Sociological Sources:

  • Weber on the dangers of bureaucracy and the need for leaders within other systems - mainly political as he describes them, but also religious. Weber was describing the extent to which the bureaucracy fails to respond to the social context in which the rule is being applied. For the bureaucracy, a rule is a rule is a rule. Consider the death penalty. You did it. You die.

    Weber maintained that political leaders, civic leaders should be able to soften that inhumanity of bureacracy through their moral leadership. Consider ethnic imbalance in application of the death penalty. You did it. But your doing it may have been the result of an infrastructure that is failing. In that case, whether you die or not, the incident alerts us to a real need to fix the failing infrastructure.

    Because such political considerations are ethical considerations also, they overlap naturally into the interests of religion. Religion can take a more purely moral stance on the death penalty issue, for example. Thou shalt not kill, and that includes the State.

  • Durkheim on anomie and isolation as harmful in any endeavor. We eat a lot alone. Sometimes that enhances depression, so that we're likely to eat even more in consoling ourselves for being so alone. We eat a lot in a hurry. That limits our choices. We tend not to talk about what we eat. That limits our sharing of very real concerns. Durkheim insisted that we need social interaction. We certainly need support. And it's easiest to get when we try not to be so alone. So what do I think of the new diet programs where you can order them right from your computer or phone, have them delivered, and never have to go to any support group? Let's talk about anomie and isolation. Then we'll talk about food.

  • Classic Sociology - The American Soldier - Merton - relative deprivation. We feel deprived in comparison to others, so it matters to whom we are comparing ourselves. If we compare ourselves to a group of children who eat candy freely, we may feel deprived that we can't have that candy. But if we compare ourselves to other adults conscious of their health and weight concerns, we may not feel deprived.

    Bodies are different. Bodies are beautiful. If we acknowledged that beauty is more complex that big boobs, small waist, huge horsepower, and athletic wins would we experience the same relative deprivation? Relative deprivation may sell, but I suspect it also kills, through dismay that might never be discovered if it were not falsely created through commodity advertising. Free speech. Right to advertise. Right to kill? Relative deprivation.
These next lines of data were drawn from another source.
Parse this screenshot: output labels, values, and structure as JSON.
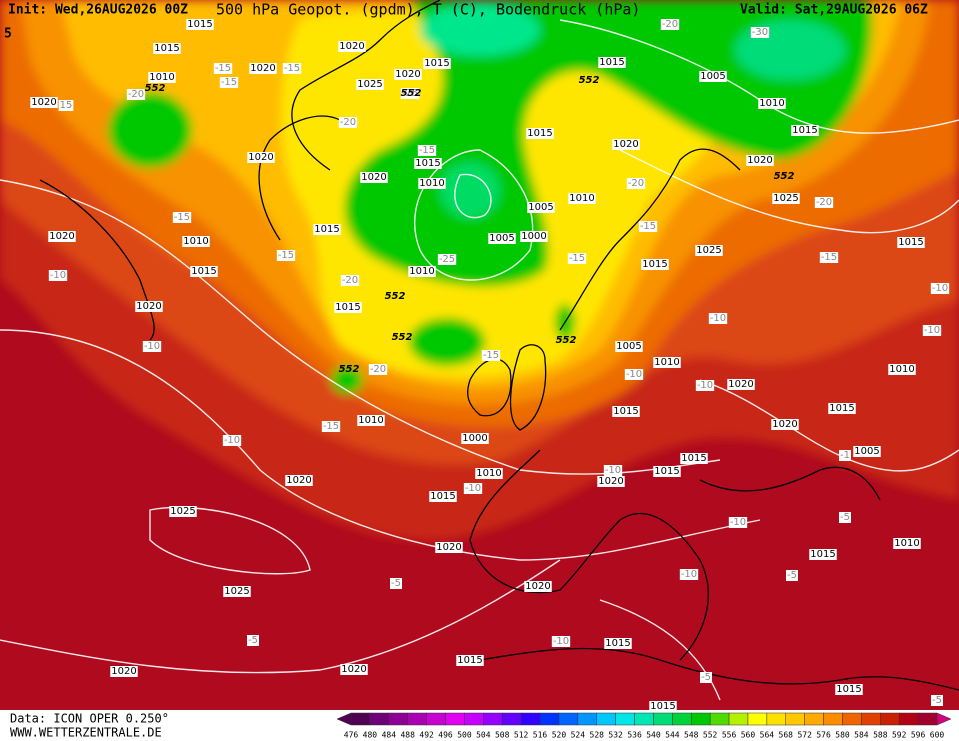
{
  "header": {
    "init": "Init: Wed,26AUG2026 00Z",
    "title": "500 hPa Geopot. (gpdm), T (C), Bodendruck (hPa)",
    "valid": "Valid: Sat,29AUG2026 06Z",
    "edge": "5"
  },
  "footer": {
    "data": "Data: ICON OPER 0.250°",
    "site": "WWW.WETTERZENTRALE.DE"
  },
  "legend": {
    "levels": [
      "476",
      "480",
      "484",
      "488",
      "492",
      "496",
      "500",
      "504",
      "508",
      "512",
      "516",
      "520",
      "524",
      "528",
      "532",
      "536",
      "540",
      "544",
      "548",
      "552",
      "556",
      "560",
      "564",
      "568",
      "572",
      "576",
      "580",
      "584",
      "588",
      "592",
      "596",
      "600"
    ]
  },
  "map": {
    "isobar_labels": [
      "1015",
      "1015",
      "1020",
      "1010",
      "1020",
      "1020",
      "1025",
      "1020",
      "1015",
      "1015",
      "1005",
      "1010",
      "1015",
      "1015",
      "1020",
      "1020",
      "1020",
      "1015",
      "1020",
      "1010",
      "1025",
      "1005",
      "1010",
      "1015",
      "1005",
      "1000",
      "1010",
      "1020",
      "1015",
      "1025",
      "1015",
      "1010",
      "1015",
      "1020",
      "1015",
      "1005",
      "1010",
      "1010",
      "1020",
      "1015",
      "1015",
      "1010",
      "1020",
      "1000",
      "1005",
      "1015",
      "1015",
      "1010",
      "1020",
      "1020",
      "1015",
      "1025",
      "1020",
      "1010",
      "1015",
      "1020",
      "1025",
      "1015",
      "1015",
      "1020",
      "1020",
      "1015",
      "1015"
    ],
    "temperature_labels": [
      "-20",
      "-30",
      "-20",
      "15",
      "-15",
      "-15",
      "-15",
      "-25",
      "-20",
      "-15",
      "-20",
      "-20",
      "-15",
      "-15",
      "-15",
      "-25",
      "-15",
      "-15",
      "-10",
      "-20",
      "-10",
      "-10",
      "-10",
      "-10",
      "-15",
      "-20",
      "-10",
      "-10",
      "-15",
      "-10",
      "-1",
      "-10",
      "-10",
      "-5",
      "-10",
      "-5",
      "-10",
      "-5",
      "-5",
      "-10",
      "-5",
      "-5"
    ],
    "height_labels": [
      "552",
      "552",
      "552",
      "552",
      "552",
      "552",
      "552",
      "552"
    ]
  }
}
  • Fellman brings up the concern of the extent to which our society has become competitive to the exclusion of cooperation. This is another direction this discussion could take. Am I so competitive that at 68 I must look like 24-year-olds? Or do I live in a social context that leads me to believe through commodity advertising that I should? Would my wrinkles make me feel relatively deprived if I lived in a world that respected wrinkles?
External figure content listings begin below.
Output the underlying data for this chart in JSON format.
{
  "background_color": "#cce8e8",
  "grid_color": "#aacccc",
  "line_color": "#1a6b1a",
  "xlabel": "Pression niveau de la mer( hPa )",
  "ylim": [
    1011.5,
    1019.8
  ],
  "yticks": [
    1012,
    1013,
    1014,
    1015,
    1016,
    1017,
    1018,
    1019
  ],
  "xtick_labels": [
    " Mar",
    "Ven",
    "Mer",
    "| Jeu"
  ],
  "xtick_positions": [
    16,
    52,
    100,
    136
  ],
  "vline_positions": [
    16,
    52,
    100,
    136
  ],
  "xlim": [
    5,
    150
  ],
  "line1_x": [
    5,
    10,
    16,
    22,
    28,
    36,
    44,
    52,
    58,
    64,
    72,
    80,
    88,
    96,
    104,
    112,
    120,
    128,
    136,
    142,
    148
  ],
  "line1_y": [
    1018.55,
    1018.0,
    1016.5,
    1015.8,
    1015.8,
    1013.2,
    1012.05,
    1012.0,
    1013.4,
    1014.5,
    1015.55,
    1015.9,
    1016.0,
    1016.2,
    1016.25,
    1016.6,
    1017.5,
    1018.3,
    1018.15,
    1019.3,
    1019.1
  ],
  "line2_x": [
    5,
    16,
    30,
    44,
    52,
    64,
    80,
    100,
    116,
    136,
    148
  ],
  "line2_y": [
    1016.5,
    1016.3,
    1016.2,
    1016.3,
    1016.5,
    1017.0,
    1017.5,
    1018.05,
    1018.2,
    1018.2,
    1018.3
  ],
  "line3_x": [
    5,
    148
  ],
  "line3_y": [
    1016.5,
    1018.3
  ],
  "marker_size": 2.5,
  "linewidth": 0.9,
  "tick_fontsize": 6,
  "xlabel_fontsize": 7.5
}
    By commodity advertising I refer to what Marx called false consciousness, an appeal that seems to include you with those who have access and power, when, in fact, you are not included except superficially. Maybe "steel magnolias" is a good example. Women are shown to have deep and admirable character and individual strength in coping with life's issues. But that power is shown to operate principally in the domestic sphere.
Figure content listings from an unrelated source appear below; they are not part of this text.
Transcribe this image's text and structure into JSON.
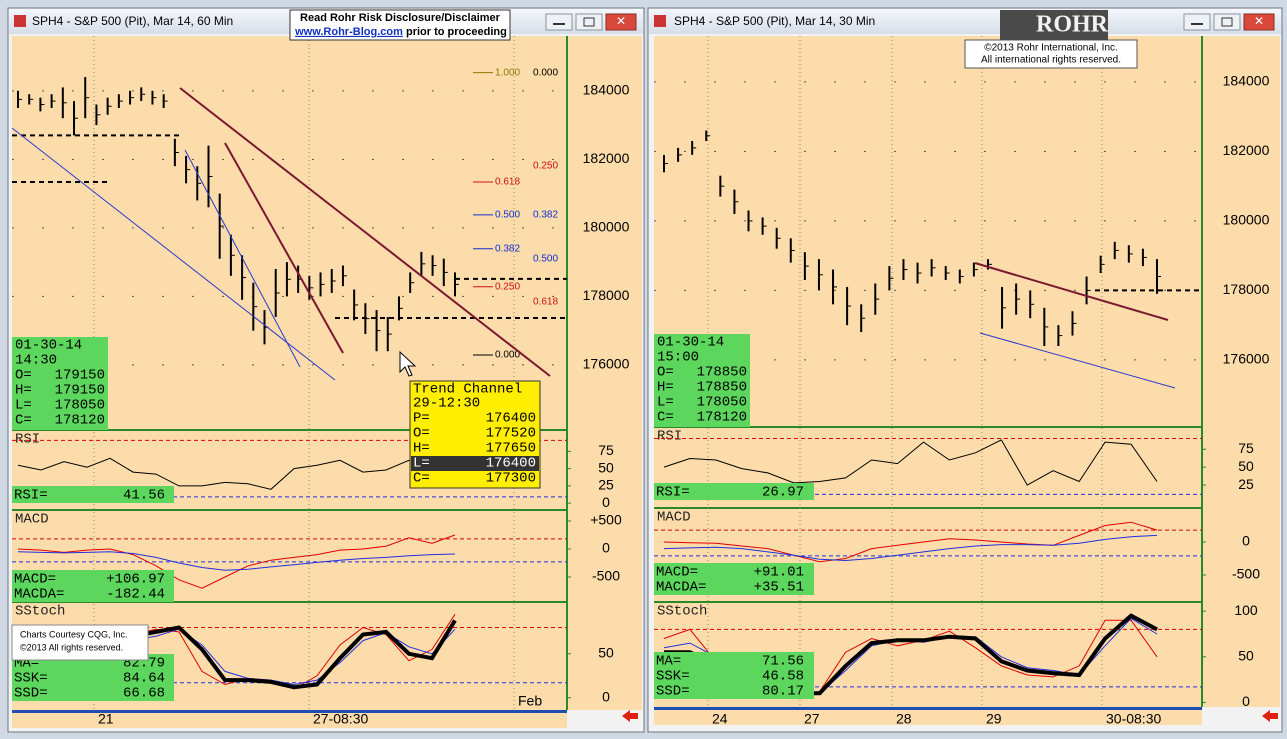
{
  "disclaimer": {
    "heading": "Read Rohr Risk Disclosure/Disclaimer",
    "link": "www.Rohr-Blog.com",
    "tail": "prior to proceeding"
  },
  "logo": {
    "brand": "ROHR",
    "copyright": "©2013  Rohr International, Inc.",
    "rights": "All international rights reserved."
  },
  "courtesy": {
    "line1": "Charts Courtesy CQG, Inc.",
    "line2": "©2013 All rights reserved."
  },
  "trend_channel": {
    "title": "Trend Channel",
    "time": "29-12:30",
    "rows": [
      {
        "label": "P=",
        "value": "176400"
      },
      {
        "label": "O=",
        "value": "177520"
      },
      {
        "label": "H=",
        "value": "177650"
      },
      {
        "label": "L=",
        "value": "176400"
      },
      {
        "label": "C=",
        "value": "177300"
      }
    ]
  },
  "windows": [
    {
      "title": "SPH4 - S&P 500 (Pit), Mar 14, 60 Min",
      "price": {
        "ylim": [
          174100,
          185600
        ],
        "yticks": [
          184000,
          182000,
          180000,
          178000,
          176000
        ],
        "highs": [
          184000,
          183900,
          183800,
          183900,
          184100,
          183700,
          184400,
          183600,
          183800,
          183900,
          184000,
          184100,
          184000,
          183900,
          182600,
          182100,
          181800,
          182400,
          181000,
          179800,
          179200,
          178400,
          177600,
          178800,
          179000,
          178900,
          178600,
          178700,
          178800,
          178900,
          178200,
          177800,
          177600,
          177400,
          178000,
          178700,
          179300,
          179200,
          179100,
          178700
        ],
        "lows": [
          183500,
          183600,
          183400,
          183500,
          183200,
          182700,
          183200,
          183000,
          183300,
          183500,
          183600,
          183700,
          183600,
          183500,
          181800,
          181300,
          180800,
          180600,
          179100,
          178600,
          177900,
          177000,
          176600,
          177400,
          178000,
          178100,
          177900,
          178000,
          178100,
          178300,
          177300,
          176900,
          176400,
          176400,
          177300,
          178100,
          178600,
          178600,
          178300,
          178000
        ],
        "levels": [
          182700,
          181340,
          178510,
          177370
        ],
        "fib": [
          {
            "label": "1.000",
            "price": 184530,
            "color": "#8a7a00"
          },
          {
            "label": "0.000",
            "price": 184530,
            "color": "#000000"
          },
          {
            "label": "0.250",
            "price": 181810,
            "color": "#d01010"
          },
          {
            "label": "0.618",
            "price": 181340,
            "color": "#d01010"
          },
          {
            "label": "0.500",
            "price": 180380,
            "color": "#1030d0"
          },
          {
            "label": "0.382",
            "price": 180380,
            "color": "#1030d0"
          },
          {
            "label": "0.382",
            "price": 179390,
            "color": "#1030d0"
          },
          {
            "label": "0.500",
            "price": 179100,
            "color": "#1030d0"
          },
          {
            "label": "0.250",
            "price": 178280,
            "color": "#d01010"
          },
          {
            "label": "0.618",
            "price": 177840,
            "color": "#d01010"
          },
          {
            "label": "0.000",
            "price": 176290,
            "color": "#000000"
          }
        ]
      },
      "info": {
        "date": "01-30-14",
        "time": "14:30",
        "rows": [
          {
            "label": "O=",
            "value": "179150"
          },
          {
            "label": "H=",
            "value": "179150"
          },
          {
            "label": "L=",
            "value": "178050"
          },
          {
            "label": "C=",
            "value": "178120"
          }
        ]
      },
      "x_labels": [
        "21",
        "27-08:30",
        "Feb"
      ],
      "panes": [
        {
          "name": "RSI",
          "ylim": [
            -10,
            106
          ],
          "yticks": [
            75,
            50,
            25,
            0
          ],
          "guides": [
            91,
            9
          ],
          "series": [
            {
              "color": "#000000",
              "values": [
                55,
                48,
                60,
                52,
                65,
                45,
                42,
                25,
                25,
                30,
                28,
                20,
                50,
                55,
                62,
                45,
                48,
                62,
                40,
                50
              ]
            }
          ],
          "readout": [
            {
              "label": "RSI=",
              "value": "41.56"
            }
          ]
        },
        {
          "name": "MACD",
          "ylim": [
            -946,
            696
          ],
          "yticks": [
            {
              "value": 500,
              "label": "+500"
            },
            0,
            -500
          ],
          "guides": [
            180,
            -230
          ],
          "series": [
            {
              "color": "#e00000",
              "values": [
                0,
                -20,
                -60,
                -20,
                0,
                -100,
                -300,
                -550,
                -700,
                -500,
                -300,
                -200,
                -150,
                -100,
                -20,
                0,
                50,
                200,
                100,
                250
              ]
            },
            {
              "color": "#2030e0",
              "values": [
                -50,
                -60,
                -70,
                -60,
                -50,
                -80,
                -150,
                -250,
                -330,
                -380,
                -360,
                -320,
                -280,
                -240,
                -200,
                -170,
                -150,
                -120,
                -100,
                -90
              ]
            }
          ],
          "readout": [
            {
              "label": "MACD=",
              "value": "+106.97"
            },
            {
              "label": "MACDA=",
              "value": "-182.44"
            }
          ]
        },
        {
          "name": "SStoch",
          "ylim": [
            -14,
            109
          ],
          "yticks": [
            50,
            0
          ],
          "guides": [
            80,
            17
          ],
          "series": [
            {
              "color": "#e00000",
              "values": [
                45,
                50,
                55,
                62,
                68,
                72,
                78,
                75,
                30,
                15,
                22,
                20,
                10,
                25,
                60,
                80,
                72,
                42,
                55,
                95
              ]
            },
            {
              "color": "#2030e0",
              "values": [
                48,
                50,
                52,
                58,
                62,
                66,
                70,
                78,
                60,
                30,
                22,
                20,
                15,
                20,
                40,
                65,
                74,
                58,
                50,
                78
              ]
            },
            {
              "color": "#000000",
              "values": [
                50,
                52,
                55,
                60,
                65,
                70,
                75,
                80,
                55,
                20,
                20,
                18,
                12,
                15,
                45,
                72,
                75,
                50,
                45,
                88
              ]
            }
          ],
          "readout": [
            {
              "label": "MA=",
              "value": "82.79"
            },
            {
              "label": "SSK=",
              "value": "84.64"
            },
            {
              "label": "SSD=",
              "value": "66.68"
            }
          ]
        }
      ]
    },
    {
      "title": "SPH4 - S&P 500 (Pit), Mar 14, 30 Min",
      "price": {
        "ylim": [
          174070,
          185320
        ],
        "yticks": [
          184000,
          182000,
          180000,
          178000,
          176000
        ],
        "highs": [
          181900,
          182100,
          182300,
          182600,
          181300,
          180900,
          180300,
          180100,
          179800,
          179500,
          179100,
          178900,
          178600,
          178100,
          177600,
          178200,
          178700,
          178900,
          178800,
          178900,
          178700,
          178600,
          178800,
          178900,
          178100,
          178200,
          178000,
          177500,
          177000,
          177400,
          178400,
          179000,
          179400,
          179300,
          179200,
          178900
        ],
        "lows": [
          181400,
          181700,
          181900,
          182300,
          180700,
          180200,
          179700,
          179600,
          179200,
          178800,
          178300,
          178000,
          177600,
          177000,
          176800,
          177300,
          178000,
          178300,
          178200,
          178400,
          178300,
          178200,
          178400,
          178600,
          176900,
          177300,
          177200,
          176400,
          176400,
          176700,
          177600,
          178500,
          178900,
          178800,
          178700,
          177900
        ],
        "levels": [
          178000
        ],
        "fib": []
      },
      "info": {
        "date": "01-30-14",
        "time": "15:00",
        "rows": [
          {
            "label": "O=",
            "value": "178850"
          },
          {
            "label": "H=",
            "value": "178850"
          },
          {
            "label": "L=",
            "value": "178050"
          },
          {
            "label": "C=",
            "value": "178120"
          }
        ]
      },
      "x_labels": [
        "24",
        "27",
        "28",
        "29",
        "30-08:30"
      ],
      "panes": [
        {
          "name": "RSI",
          "ylim": [
            -7,
            106
          ],
          "yticks": [
            75,
            50,
            25
          ],
          "guides": [
            90,
            12
          ],
          "series": [
            {
              "color": "#000000",
              "values": [
                50,
                62,
                60,
                48,
                42,
                28,
                30,
                35,
                60,
                55,
                85,
                60,
                70,
                88,
                25,
                45,
                30,
                85,
                82,
                30
              ]
            }
          ],
          "readout": [
            {
              "label": "RSI=",
              "value": "26.97"
            }
          ]
        },
        {
          "name": "MACD",
          "ylim": [
            -909,
            515
          ],
          "yticks": [
            0,
            -500
          ],
          "guides": [
            180,
            -210
          ],
          "series": [
            {
              "color": "#e00000",
              "values": [
                0,
                -10,
                -20,
                -60,
                -100,
                -200,
                -300,
                -250,
                -100,
                -50,
                0,
                50,
                30,
                0,
                -30,
                -50,
                100,
                250,
                300,
                180
              ]
            },
            {
              "color": "#2030e0",
              "values": [
                -100,
                -90,
                -80,
                -100,
                -150,
                -200,
                -260,
                -280,
                -250,
                -200,
                -150,
                -100,
                -60,
                -40,
                -40,
                -50,
                -20,
                40,
                80,
                100
              ]
            }
          ],
          "readout": [
            {
              "label": "MACD=",
              "value": "+91.01"
            },
            {
              "label": "MACDA=",
              "value": "+35.51"
            }
          ]
        },
        {
          "name": "SStoch",
          "ylim": [
            -5,
            110
          ],
          "yticks": [
            100,
            50,
            0
          ],
          "guides": [
            80,
            17
          ],
          "series": [
            {
              "color": "#e00000",
              "values": [
                70,
                80,
                45,
                8,
                8,
                8,
                12,
                55,
                70,
                62,
                68,
                78,
                60,
                40,
                30,
                28,
                40,
                90,
                90,
                50
              ]
            },
            {
              "color": "#2030e0",
              "values": [
                60,
                65,
                50,
                12,
                10,
                10,
                10,
                35,
                62,
                68,
                66,
                72,
                72,
                50,
                38,
                35,
                30,
                62,
                92,
                75
              ]
            },
            {
              "color": "#000000",
              "values": [
                55,
                55,
                42,
                10,
                10,
                10,
                10,
                40,
                65,
                68,
                68,
                72,
                70,
                45,
                35,
                32,
                30,
                70,
                95,
                80
              ]
            }
          ],
          "readout": [
            {
              "label": "MA=",
              "value": "71.56"
            },
            {
              "label": "SSK=",
              "value": "46.58"
            },
            {
              "label": "SSD=",
              "value": "80.17"
            }
          ]
        }
      ]
    }
  ]
}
    Big, powerful cars are shown to attract the "desirable woman." Yet in reality such attractions are complex, and the "desirable woman" you get with the car may prove to be no more desirable than the male without the car. Oops. Visual icons tend to sell, but the real interdependent relationship is complex. If a jerk buys a great car, he's still a jerk. He's just a jerk with a great car. And jerk trying to sell himself as "great man" is competitive - he's trying to portray himself as more than he is because he has the car. That's the kind of competitiveness that harms us - his competitiveness with other guys; the women's competitiveness to get the guy with the great car, on the assumption that he's a great man. False consciousness. He's still a jerk.